El segundo problema es el jefe. Las personas con poder son particularmente propensas a señalar con el dedo. Un artículo reciente de académicos de la Universidad de California, San Diego, y la Universidad Tecnológica de Nanyang en Singapur encontró que las personas que están en posiciones de autoridad son más propensas a asumir que los demás tienen opciones y a culparlos por los fracasos.
Por ejemplo, en un experimento se asignó aleatoriamente a las personas los roles de supervisor y trabajador, y se les mostró una transcripción de una grabación de audio que contenía errores; también se les mostró una disculpa del transcriptor, diciendo que una conexión a Internet inestable había significado que no podían completar la tarea correctamente.

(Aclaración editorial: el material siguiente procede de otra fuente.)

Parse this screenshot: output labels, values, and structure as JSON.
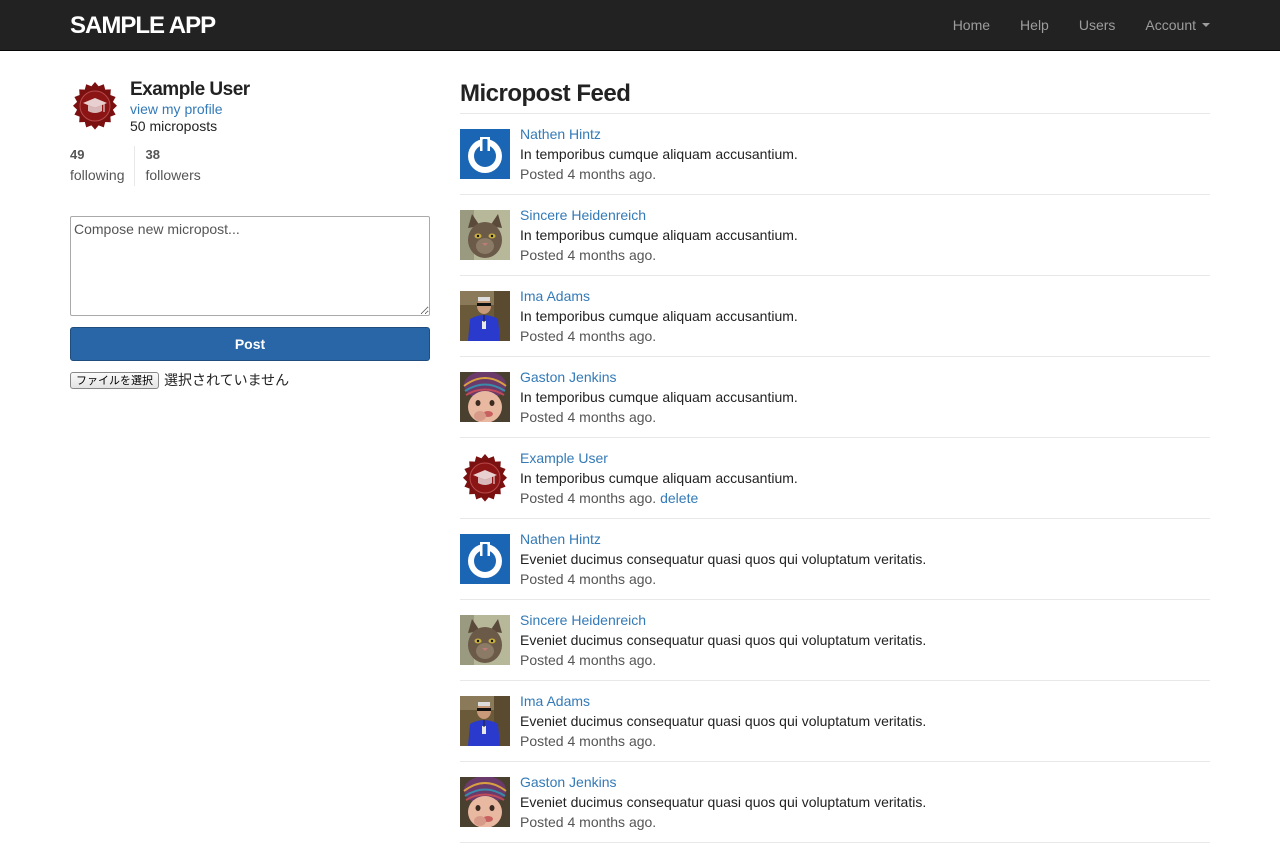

La persona en el rol de supervisor era mucho más probable que estuviera de acuerdo en que el transcriptor era el culpable de los errores y que deseaba retener el pago. Poder y punitividad iban juntos.
Echar la culpa también parece ser contagioso. En un artículo de 2009, los investigadores pidieron a los voluntarios que leyeran artículos de noticias sobre un fracaso político y luego que escribieran sobre un fracaso propio.
Los participantes que leyeron que el político culpó a intereses especiales por el error tenían más probabilidades de culpar a otros de sus propios fracasos; aquellos que leyeron que el político aceptó la responsabilidad tenían más probabilidades de cargar con la culpa de su falta. Los jefes son las personas más visibles de una empresa; cuando señalan con el dedo, otros también lo harán. Si tu empresa tiene una cultura de culpar, ahí está la culpa.